Just not when I’m supposed to. Someone once told me that our obsessive phases (which I say “our” because a whole half of my family have the same tendencies) coincide with a possible manic episode. We’re all so excited about this ONE thing. Whether it be home improvement, a fashion trend, food, something online… this ONE thing consumes us. Makes us the most happy. And then we find a new thing, and we wait for the cycle to continue so we can once again be happy beyond happiness with this one thing. Other things have a longer shelf life, such as my obsession with the internet. Other things stay for a shorter time, such as my obsession with James Marsters (BtVS – Spike fame). Or baking cakes. I still have a box of cake mix from early May that I was first intending to bake for my mom’s birthday/Mother’s Day. Then it got bumped to my graduation, then to my grad party, Father’s Day, middle of the summer for the hell of it, my cousin coming to visit from Seattle (and her three kids), my birthday, my nephew’s baptism… and here we are in September, and I still haven’t found a suitable occasion to bake a simple yellow cake from a box of yellow cake mix.

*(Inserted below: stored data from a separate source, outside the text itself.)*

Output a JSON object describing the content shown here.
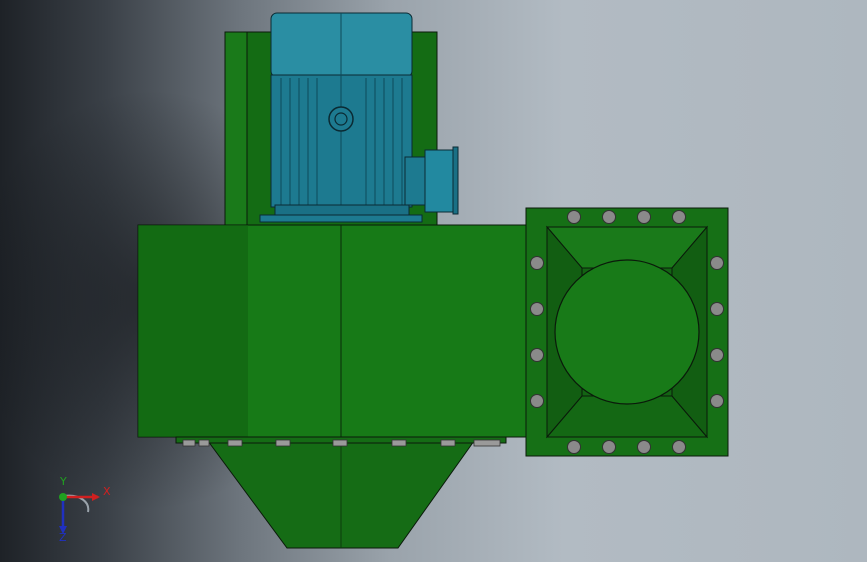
{
  "viewport": {
    "background_colors": [
      "#1e2227",
      "#6e767e",
      "#b2bbc3"
    ]
  },
  "model": {
    "body_color": "#157015",
    "motor_color": "#1f7e93",
    "bolt_color": "#8a8a8a",
    "outline_color": "#0a1a0a",
    "flange_bolt_count": 16,
    "icons": [
      "motor-icon",
      "terminal-box-icon",
      "fan-housing-icon",
      "hopper-icon",
      "outlet-flange-icon"
    ]
  },
  "triad": {
    "x_label": "X",
    "y_label": "Y",
    "z_label": "Z",
    "x_color": "#d02020",
    "y_color": "#20a020",
    "z_color": "#2030c0"
  }
}
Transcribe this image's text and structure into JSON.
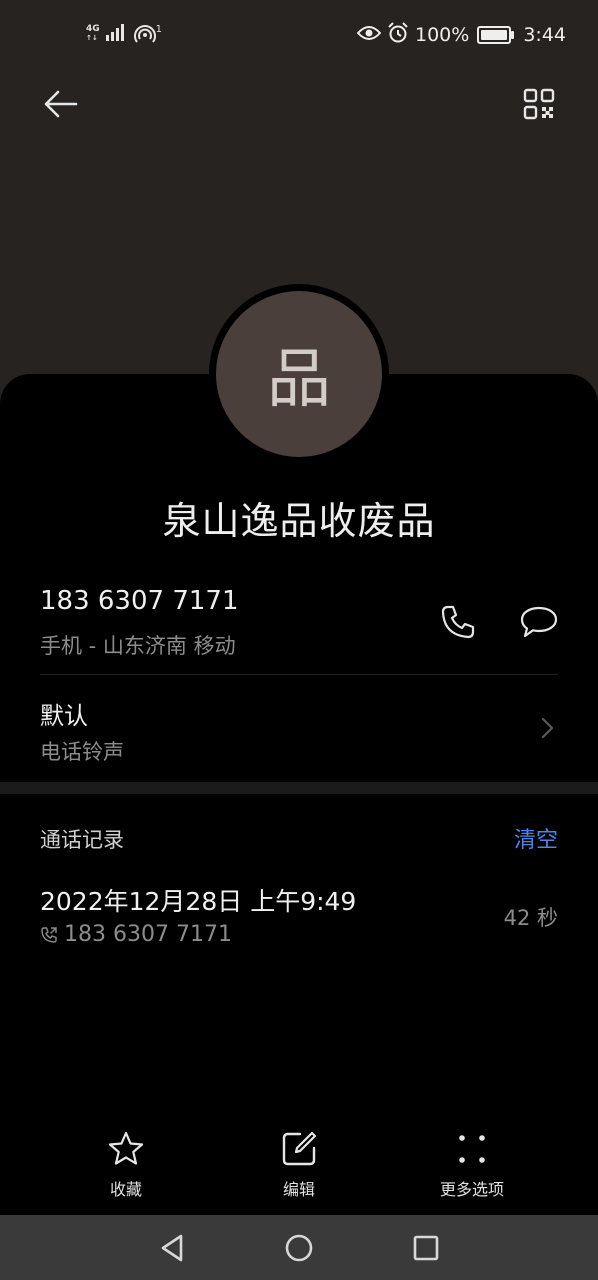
{
  "status_bar": {
    "network_top": "4G",
    "network_bottom": "↑↓",
    "hotspot_count": "1",
    "battery": "100%",
    "battery_level": 1.0,
    "time": "3:44"
  },
  "contact": {
    "avatar_initial": "品",
    "name": "泉山逸品收废品",
    "phone": "183 6307 7171",
    "phone_info": "手机 - 山东济南 移动"
  },
  "ringtone": {
    "title": "默认",
    "subtitle": "电话铃声"
  },
  "call_log": {
    "header": "通话记录",
    "clear_label": "清空",
    "entries": [
      {
        "time": "2022年12月28日 上午9:49",
        "number": "183 6307 7171",
        "duration": "42 秒"
      }
    ]
  },
  "actions": {
    "favorite": "收藏",
    "edit": "编辑",
    "more": "更多选项"
  },
  "colors": {
    "header_bg": "#262320",
    "avatar_bg": "#4a3f3a",
    "accent": "#4a86f0"
  }
}
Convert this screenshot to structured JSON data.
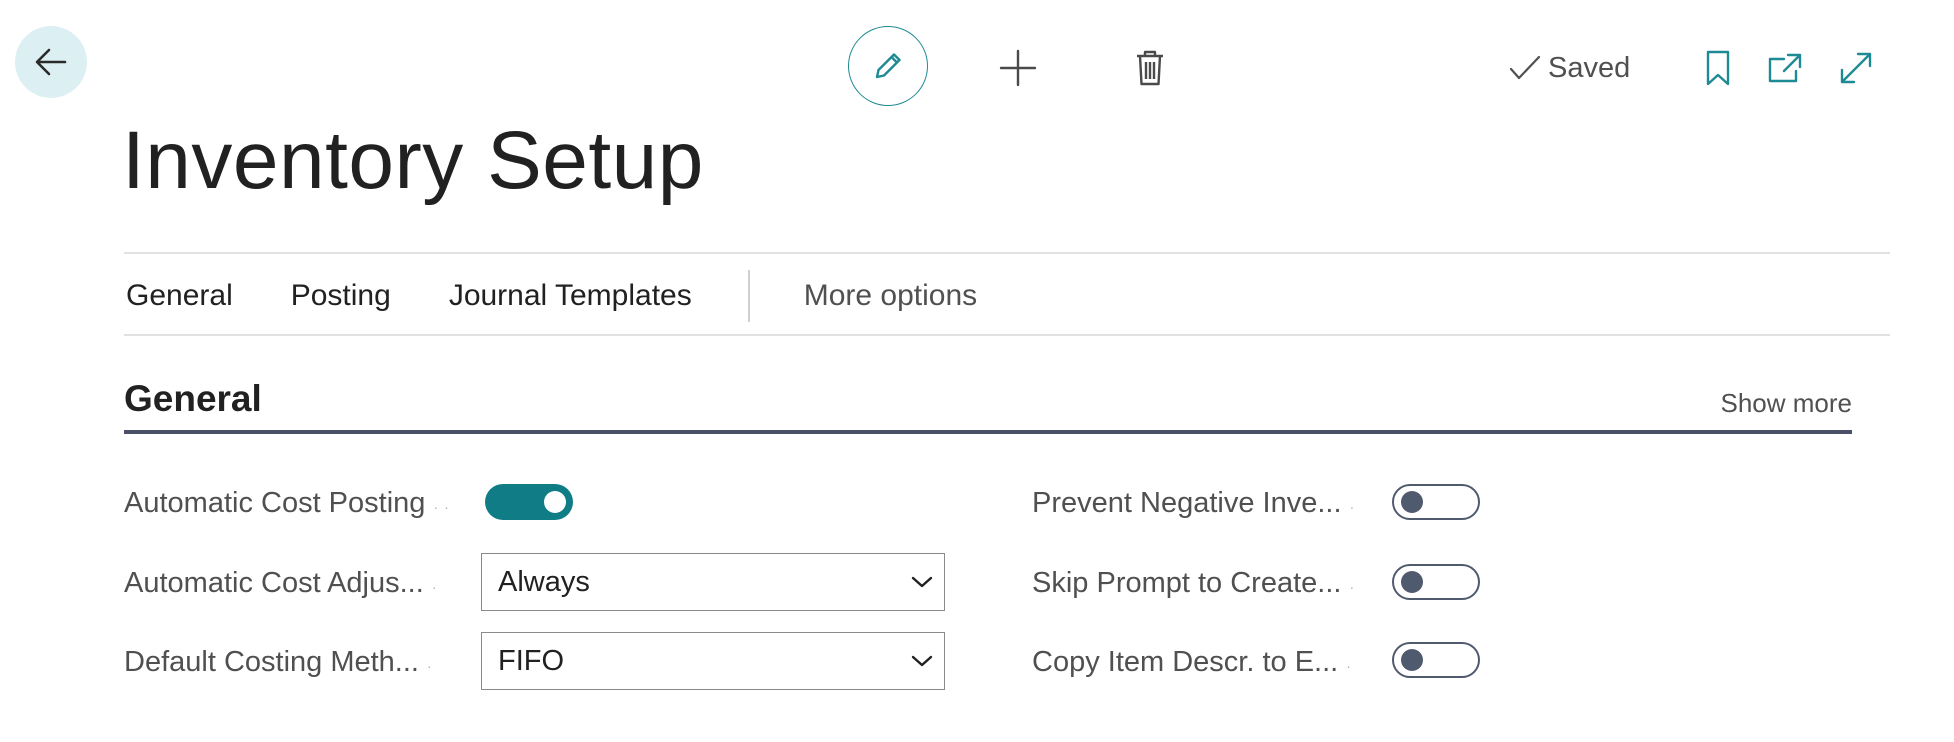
{
  "toolbar": {
    "saved_label": "Saved",
    "icons": [
      "back-arrow-icon",
      "edit-pencil-icon",
      "plus-icon",
      "trash-icon",
      "checkmark-icon",
      "bookmark-icon",
      "open-new-window-icon",
      "expand-icon"
    ],
    "accent_color": "#1e8a93"
  },
  "page": {
    "title": "Inventory Setup"
  },
  "tabs": {
    "items": [
      "General",
      "Posting",
      "Journal Templates"
    ],
    "more": "More options"
  },
  "section": {
    "title": "General",
    "show_more": "Show more"
  },
  "fields": {
    "automatic_cost_posting": {
      "label": "Automatic Cost Posting",
      "value": true
    },
    "automatic_cost_adjustment": {
      "label": "Automatic Cost Adjus...",
      "value": "Always"
    },
    "default_costing_method": {
      "label": "Default Costing Meth...",
      "value": "FIFO"
    },
    "prevent_negative_inventory": {
      "label": "Prevent Negative Inve...",
      "value": false
    },
    "skip_prompt_to_create": {
      "label": "Skip Prompt to Create...",
      "value": false
    },
    "copy_item_descr": {
      "label": "Copy Item Descr. to E...",
      "value": false
    }
  }
}
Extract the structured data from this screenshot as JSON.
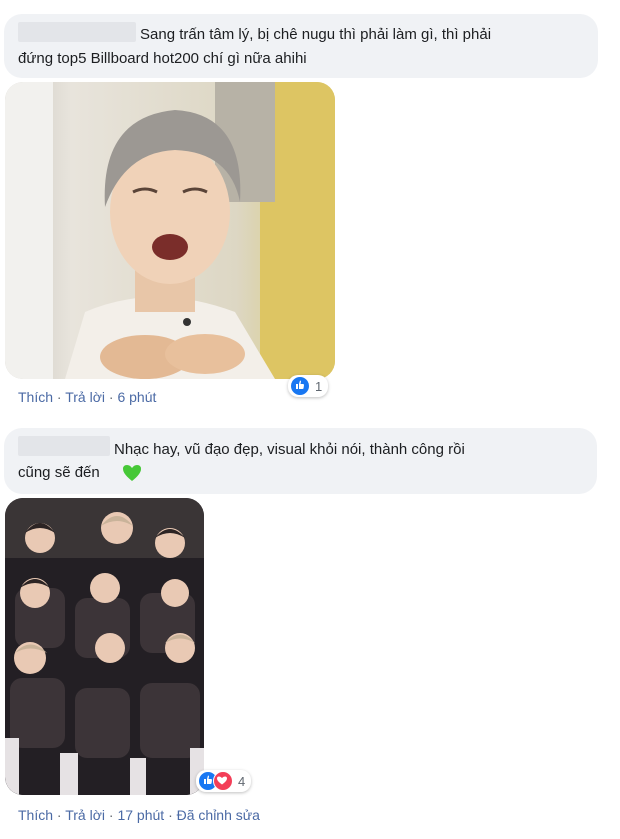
{
  "comments": [
    {
      "text_line1": "Sang trấn tâm lý, bị chê nugu thì phải làm gì, thì phải",
      "text_line2": "đứng top5 Billboard hot200 chí gì nữa ahihi",
      "actions": {
        "like": "Thích",
        "reply": "Trả lời",
        "time": "6 phút"
      },
      "reaction_count": "1",
      "reactions": [
        "like-icon"
      ],
      "photo": "person-gasping-photo"
    },
    {
      "text_line1": "Nhạc hay, vũ đạo đẹp, visual khỏi nói, thành công rồi",
      "text_line2": "cũng sẽ đến",
      "emoji": "green-heart-icon",
      "actions": {
        "like": "Thích",
        "reply": "Trả lời",
        "time": "17 phút",
        "edited": "Đã chỉnh sửa"
      },
      "reaction_count": "4",
      "reactions": [
        "like-icon",
        "love-icon"
      ],
      "photo": "group-photo"
    }
  ],
  "colors": {
    "bubble": "#f0f2f5",
    "link": "#4b6aa5",
    "like": "#1877f2",
    "love": "#f33e58",
    "green_heart": "#46c837"
  }
}
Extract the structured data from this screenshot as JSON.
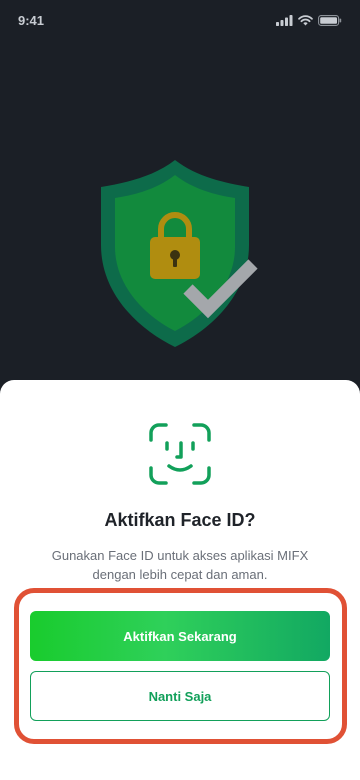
{
  "status_bar": {
    "time": "9:41",
    "icons": [
      "signal-icon",
      "wifi-icon",
      "battery-icon"
    ]
  },
  "hero": {
    "icons": [
      "shield-icon",
      "padlock-icon",
      "checkmark-icon"
    ]
  },
  "sheet": {
    "icon": "face-id-icon",
    "title": "Aktifkan Face ID?",
    "description": "Gunakan Face ID untuk akses aplikasi MIFX dengan lebih cepat dan aman.",
    "primary_button": "Aktifkan Sekarang",
    "secondary_button": "Nanti Saja"
  },
  "colors": {
    "background": "#1b1f26",
    "accent_green": "#12a05a",
    "highlight_frame": "#e05135",
    "shield_outer": "#0d6b4a",
    "shield_inner": "#128a3d",
    "padlock": "#b08d10"
  }
}
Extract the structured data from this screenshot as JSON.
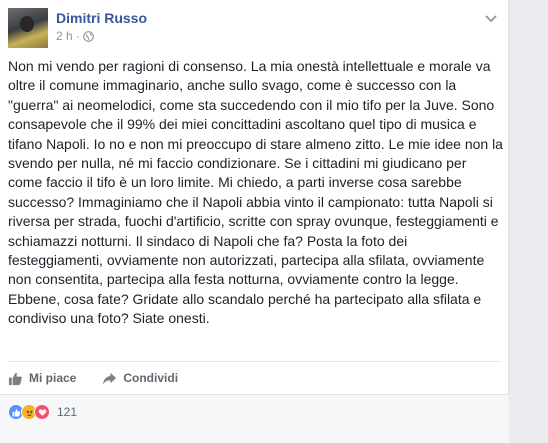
{
  "post": {
    "author": "Dimitri Russo",
    "time": "2 h",
    "separator": "·",
    "text": "Non mi vendo per ragioni di consenso. La mia onestà intellettuale e morale va oltre il comune immaginario, anche sullo svago, come è successo con la \"guerra\" ai neomelodici, come sta succedendo con il mio tifo per la Juve. Sono consapevole che il 99% dei miei concittadini ascoltano quel tipo di musica e tifano Napoli. Io no e non mi preoccupo di stare almeno zitto. Le mie idee non la svendo per nulla, né mi faccio condizionare. Se i cittadini mi giudicano per come faccio il tifo è un loro limite. Mi chiedo, a parti inverse cosa sarebbe successo? Immaginiamo che il Napoli abbia vinto il campionato: tutta Napoli si riversa per strada, fuochi d'artificio, scritte con spray ovunque, festeggiamenti e schiamazzi notturni. Il sindaco di Napoli che fa? Posta la foto dei festeggiamenti, ovviamente non autorizzati, partecipa alla sfilata, ovviamente non consentita, partecipa alla festa notturna, ovviamente contro la legge. Ebbene, cosa fate? Gridate allo scandalo perché ha partecipato alla sfilata e condiviso una foto? Siate onesti."
  },
  "actions": {
    "like_label": "Mi piace",
    "share_label": "Condividi"
  },
  "reactions": {
    "icons": [
      "like-icon",
      "angry-icon",
      "love-icon"
    ],
    "count": "121"
  },
  "colors": {
    "author": "#365899",
    "like": "#5890ff",
    "angry": "#f7b125",
    "love": "#f25268"
  }
}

There was also that dvd that I was so gung-ho on making for first Mother’s Day, then Father’s Day, then to hell with it, my birthday, and finally my parents’ 33rd wedding anniversary. Guess what, that project is still 5% finished on my hard drive.
Can’t forget all my half-finished job applications. I dont’ know what it is with me. I do want a job, and I do take advantage of my slightly manic episodes so I can get stuff done, but in the doldrums — I don’t do a damn thing. Or maybe I can’t find anything worth doing.